Zrzeszał największe ówczesne stocznie produkcyjne i remontowe, głównych dostawców i kooperantów stoczni, a także – jako członków stowarzyszonych – wydziały okrętowe Politechniki Gdańskiej i Szczecińskiej. W tym roku obchodzony jest jubileusz 30 lat Polskiego Forum Okrętowego. O założeniach i celach, o tym, czy zostały spełnione i o nadziejach na przyszłość w audycji „Ludzie i Pieniądze” Iwona Wysocka rozmawiała z Ireneuszem Karaśkiewiczem, dyrektorem biura Związku Pracodawców Forum Okrętowego.
Polskie Forum Okrętowe ma 30 lat. W tym czasie dużo wydarzyło się w branży stoczniowo-okrętowej. Od bycia w światowej czołówce polskich stoczni po dzisiejszą walkę konkurencyjną z przemysłem z Dalekiego Wschodu i przestawienie produkcji na niszową, innowacyjną – od statków towarowych po wyspecjalizowane jednostki do budowy przybrzeżnych autostrad. Od potęgi stoczniowej po czas lobbowania w Unii Europejskiej i walki o europejski przemysł okrętowy, który – miejmy nadzieje – nie przegrywa z chińską i koreańską produkcją. Co się w ciągu tych 30 lat wydarzyło i czy z tych wydarzeń my dziś umiemy wyciągać wnioski?

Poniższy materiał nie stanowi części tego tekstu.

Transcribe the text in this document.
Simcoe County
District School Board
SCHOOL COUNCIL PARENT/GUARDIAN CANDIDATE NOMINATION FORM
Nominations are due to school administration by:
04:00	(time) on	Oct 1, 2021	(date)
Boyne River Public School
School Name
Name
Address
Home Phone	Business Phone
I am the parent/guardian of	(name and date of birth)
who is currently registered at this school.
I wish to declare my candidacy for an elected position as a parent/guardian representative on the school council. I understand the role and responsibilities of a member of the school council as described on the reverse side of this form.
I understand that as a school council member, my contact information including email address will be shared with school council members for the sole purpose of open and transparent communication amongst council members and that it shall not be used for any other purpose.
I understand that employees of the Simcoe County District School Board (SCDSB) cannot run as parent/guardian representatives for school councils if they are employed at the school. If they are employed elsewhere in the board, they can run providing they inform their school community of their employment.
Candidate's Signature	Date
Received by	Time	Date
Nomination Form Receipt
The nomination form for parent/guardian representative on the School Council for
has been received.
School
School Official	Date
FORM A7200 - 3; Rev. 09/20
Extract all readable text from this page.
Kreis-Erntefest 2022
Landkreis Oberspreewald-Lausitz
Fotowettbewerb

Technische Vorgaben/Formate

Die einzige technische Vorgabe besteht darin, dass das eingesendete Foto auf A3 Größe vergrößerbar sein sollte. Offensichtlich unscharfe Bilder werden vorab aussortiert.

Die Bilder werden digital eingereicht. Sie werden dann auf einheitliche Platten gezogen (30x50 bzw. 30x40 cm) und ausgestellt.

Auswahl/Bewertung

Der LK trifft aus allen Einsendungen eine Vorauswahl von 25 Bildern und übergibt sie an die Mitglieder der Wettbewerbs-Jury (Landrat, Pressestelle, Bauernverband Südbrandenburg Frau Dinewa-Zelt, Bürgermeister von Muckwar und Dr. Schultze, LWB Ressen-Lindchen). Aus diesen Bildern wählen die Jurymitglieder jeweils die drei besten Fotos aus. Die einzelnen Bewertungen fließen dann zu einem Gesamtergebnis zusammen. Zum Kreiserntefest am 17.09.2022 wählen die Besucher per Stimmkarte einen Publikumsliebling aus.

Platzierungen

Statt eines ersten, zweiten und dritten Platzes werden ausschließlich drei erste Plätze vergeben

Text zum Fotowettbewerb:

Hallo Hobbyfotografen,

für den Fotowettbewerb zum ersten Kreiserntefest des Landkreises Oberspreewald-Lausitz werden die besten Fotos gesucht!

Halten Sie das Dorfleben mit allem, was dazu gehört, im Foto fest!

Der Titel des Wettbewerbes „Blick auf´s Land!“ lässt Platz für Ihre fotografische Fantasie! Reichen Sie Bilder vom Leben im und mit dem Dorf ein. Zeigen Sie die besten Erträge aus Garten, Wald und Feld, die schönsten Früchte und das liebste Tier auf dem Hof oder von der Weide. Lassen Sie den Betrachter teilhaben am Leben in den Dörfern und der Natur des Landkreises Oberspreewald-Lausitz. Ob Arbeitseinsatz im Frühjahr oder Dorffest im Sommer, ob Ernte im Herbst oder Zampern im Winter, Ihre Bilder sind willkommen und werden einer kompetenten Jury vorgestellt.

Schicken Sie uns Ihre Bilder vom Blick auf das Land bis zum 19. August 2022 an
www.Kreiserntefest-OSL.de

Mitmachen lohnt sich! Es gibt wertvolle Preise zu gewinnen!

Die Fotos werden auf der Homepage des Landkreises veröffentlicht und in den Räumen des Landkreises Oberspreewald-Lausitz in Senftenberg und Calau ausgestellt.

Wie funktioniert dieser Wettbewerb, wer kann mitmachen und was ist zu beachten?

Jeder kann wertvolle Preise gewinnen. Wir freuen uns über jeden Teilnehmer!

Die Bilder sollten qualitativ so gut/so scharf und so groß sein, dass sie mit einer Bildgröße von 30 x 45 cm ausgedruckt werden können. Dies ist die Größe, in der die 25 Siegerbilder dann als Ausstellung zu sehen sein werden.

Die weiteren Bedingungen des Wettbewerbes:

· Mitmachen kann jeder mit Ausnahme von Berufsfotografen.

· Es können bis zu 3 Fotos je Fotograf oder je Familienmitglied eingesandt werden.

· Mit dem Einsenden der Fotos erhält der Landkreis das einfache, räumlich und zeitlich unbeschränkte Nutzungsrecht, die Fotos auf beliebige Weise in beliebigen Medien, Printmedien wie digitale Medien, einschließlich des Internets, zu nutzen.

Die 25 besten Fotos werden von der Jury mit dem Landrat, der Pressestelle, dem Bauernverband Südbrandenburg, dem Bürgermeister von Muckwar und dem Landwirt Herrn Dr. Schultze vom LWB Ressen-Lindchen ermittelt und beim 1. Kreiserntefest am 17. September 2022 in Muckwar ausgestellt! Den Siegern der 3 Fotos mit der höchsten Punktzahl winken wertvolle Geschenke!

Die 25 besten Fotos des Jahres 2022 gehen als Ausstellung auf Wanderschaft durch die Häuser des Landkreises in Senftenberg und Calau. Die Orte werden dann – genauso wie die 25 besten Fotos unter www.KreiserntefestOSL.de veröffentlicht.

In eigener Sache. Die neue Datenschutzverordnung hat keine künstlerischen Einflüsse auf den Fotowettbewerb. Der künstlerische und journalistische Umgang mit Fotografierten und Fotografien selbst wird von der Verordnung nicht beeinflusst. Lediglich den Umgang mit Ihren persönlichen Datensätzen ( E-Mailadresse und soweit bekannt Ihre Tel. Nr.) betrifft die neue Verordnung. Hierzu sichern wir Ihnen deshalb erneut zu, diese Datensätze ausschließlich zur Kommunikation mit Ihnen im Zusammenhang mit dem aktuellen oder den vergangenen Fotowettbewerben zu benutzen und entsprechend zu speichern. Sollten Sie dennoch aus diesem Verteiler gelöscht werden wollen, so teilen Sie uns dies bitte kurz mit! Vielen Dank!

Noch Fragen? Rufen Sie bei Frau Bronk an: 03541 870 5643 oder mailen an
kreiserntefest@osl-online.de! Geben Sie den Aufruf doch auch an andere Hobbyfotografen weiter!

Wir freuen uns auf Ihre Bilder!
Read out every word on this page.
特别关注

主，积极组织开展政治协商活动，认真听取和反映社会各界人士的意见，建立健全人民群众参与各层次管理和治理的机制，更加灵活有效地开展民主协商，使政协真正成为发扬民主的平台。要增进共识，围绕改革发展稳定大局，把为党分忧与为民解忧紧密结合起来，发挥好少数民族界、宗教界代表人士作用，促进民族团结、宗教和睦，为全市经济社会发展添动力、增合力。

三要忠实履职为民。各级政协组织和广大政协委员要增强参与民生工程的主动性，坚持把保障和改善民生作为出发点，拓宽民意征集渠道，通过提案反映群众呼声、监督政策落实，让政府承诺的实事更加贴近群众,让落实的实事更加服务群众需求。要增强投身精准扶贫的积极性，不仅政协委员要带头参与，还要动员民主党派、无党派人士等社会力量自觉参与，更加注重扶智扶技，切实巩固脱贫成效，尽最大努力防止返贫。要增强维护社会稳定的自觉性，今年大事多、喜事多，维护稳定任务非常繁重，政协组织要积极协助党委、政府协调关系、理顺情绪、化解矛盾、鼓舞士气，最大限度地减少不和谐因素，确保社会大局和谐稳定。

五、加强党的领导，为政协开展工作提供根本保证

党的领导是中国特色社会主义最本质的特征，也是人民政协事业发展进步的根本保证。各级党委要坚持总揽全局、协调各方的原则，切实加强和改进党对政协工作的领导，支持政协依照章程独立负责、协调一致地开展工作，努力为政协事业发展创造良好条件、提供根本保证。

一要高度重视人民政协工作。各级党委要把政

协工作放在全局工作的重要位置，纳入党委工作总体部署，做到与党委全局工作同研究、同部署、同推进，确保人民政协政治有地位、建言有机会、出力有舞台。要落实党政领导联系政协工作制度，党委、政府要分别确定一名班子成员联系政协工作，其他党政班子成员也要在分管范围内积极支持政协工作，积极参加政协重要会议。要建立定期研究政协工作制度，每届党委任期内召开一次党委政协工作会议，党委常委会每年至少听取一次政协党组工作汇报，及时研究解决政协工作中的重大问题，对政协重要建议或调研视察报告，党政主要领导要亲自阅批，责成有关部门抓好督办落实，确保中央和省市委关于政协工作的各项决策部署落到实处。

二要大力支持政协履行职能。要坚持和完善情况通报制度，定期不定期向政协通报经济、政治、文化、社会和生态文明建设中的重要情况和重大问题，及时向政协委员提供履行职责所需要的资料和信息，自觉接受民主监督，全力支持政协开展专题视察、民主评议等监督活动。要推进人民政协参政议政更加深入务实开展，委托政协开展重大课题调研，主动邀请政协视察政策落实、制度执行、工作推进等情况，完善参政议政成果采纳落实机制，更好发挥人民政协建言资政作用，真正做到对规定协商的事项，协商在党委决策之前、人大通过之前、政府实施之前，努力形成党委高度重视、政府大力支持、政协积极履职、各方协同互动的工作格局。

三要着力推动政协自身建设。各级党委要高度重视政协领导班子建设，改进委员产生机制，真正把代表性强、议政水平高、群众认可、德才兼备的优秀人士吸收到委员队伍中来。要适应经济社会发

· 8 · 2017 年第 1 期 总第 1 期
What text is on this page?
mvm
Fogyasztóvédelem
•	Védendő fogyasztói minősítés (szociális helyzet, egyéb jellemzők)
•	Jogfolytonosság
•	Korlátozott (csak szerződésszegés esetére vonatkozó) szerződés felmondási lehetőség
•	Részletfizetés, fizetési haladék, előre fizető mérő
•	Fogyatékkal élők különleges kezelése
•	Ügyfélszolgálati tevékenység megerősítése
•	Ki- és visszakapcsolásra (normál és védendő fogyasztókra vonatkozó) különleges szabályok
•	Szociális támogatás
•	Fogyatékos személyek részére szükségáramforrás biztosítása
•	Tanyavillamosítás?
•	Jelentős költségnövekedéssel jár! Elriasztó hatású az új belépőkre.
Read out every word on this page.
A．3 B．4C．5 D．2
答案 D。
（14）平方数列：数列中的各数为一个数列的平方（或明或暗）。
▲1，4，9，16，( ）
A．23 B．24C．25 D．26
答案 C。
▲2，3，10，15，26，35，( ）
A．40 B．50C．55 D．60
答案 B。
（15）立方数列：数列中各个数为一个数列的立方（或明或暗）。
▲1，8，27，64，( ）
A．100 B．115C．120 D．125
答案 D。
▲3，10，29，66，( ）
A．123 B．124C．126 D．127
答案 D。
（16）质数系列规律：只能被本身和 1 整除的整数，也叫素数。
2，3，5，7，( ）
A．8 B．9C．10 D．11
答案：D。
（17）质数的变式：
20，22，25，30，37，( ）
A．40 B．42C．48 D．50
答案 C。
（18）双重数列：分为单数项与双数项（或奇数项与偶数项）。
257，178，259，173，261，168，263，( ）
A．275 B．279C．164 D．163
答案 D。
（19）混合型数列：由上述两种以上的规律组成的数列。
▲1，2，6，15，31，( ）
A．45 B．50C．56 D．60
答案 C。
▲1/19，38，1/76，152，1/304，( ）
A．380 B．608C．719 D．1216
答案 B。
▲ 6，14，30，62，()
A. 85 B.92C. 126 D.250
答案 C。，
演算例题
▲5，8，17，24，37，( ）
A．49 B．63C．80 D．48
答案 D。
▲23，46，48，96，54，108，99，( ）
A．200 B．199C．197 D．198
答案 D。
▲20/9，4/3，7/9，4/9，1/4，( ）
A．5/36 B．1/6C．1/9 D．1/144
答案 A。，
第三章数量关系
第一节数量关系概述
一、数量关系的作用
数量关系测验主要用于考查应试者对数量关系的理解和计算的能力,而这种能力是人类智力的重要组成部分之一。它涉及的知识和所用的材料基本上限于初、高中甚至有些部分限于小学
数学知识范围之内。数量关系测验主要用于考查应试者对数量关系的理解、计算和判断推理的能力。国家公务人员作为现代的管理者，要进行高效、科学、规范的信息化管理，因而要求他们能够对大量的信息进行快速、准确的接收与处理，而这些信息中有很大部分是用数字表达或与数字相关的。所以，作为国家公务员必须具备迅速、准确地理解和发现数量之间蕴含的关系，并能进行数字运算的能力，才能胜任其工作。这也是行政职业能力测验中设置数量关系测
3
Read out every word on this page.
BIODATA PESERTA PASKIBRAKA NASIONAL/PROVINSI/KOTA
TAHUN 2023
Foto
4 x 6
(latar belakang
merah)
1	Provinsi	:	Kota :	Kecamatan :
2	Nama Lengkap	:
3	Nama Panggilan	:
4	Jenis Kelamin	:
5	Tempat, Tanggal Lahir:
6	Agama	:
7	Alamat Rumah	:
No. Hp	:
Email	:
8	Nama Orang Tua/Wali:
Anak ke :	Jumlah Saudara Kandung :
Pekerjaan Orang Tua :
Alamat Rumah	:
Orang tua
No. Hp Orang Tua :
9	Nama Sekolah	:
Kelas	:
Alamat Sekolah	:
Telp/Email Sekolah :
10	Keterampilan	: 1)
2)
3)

Ireneusz Karaśkiewicz rozmowę rozpoczął od przybliżenia samego Związku Pracodawców Forum Okrętowych, który w tym roku obchodzi 30-lecie swojego istnienia. – Zgromadzenie założycielskie, które odbyło się w dniu 2 kwietnia 1993 roku podjęło uchwałę, powołującą związek i komitet założycielski. Ten dzień jest uznawany za początek Forum Okrętowego. Związek powstał niedługo po tym, gdy rozpoczęła się w Polsce budowa gospodarki wolnorynkowej, zrzeszał największe ówczesne stocznie produkcyjne i remontowe, głównych dostawców i kooperantów. Pierwszym jego prezesem był prof. Jerzy Doerffer, zaś wiceprezesami prezesi największych ówczesnych polskich stoczni: Gdynia, Szczecińska Porta Holding, Gdańska Remontowa i przedstawiciel uczelni – w tym wypadku Politechniki Szczecińskiej – wymieniał.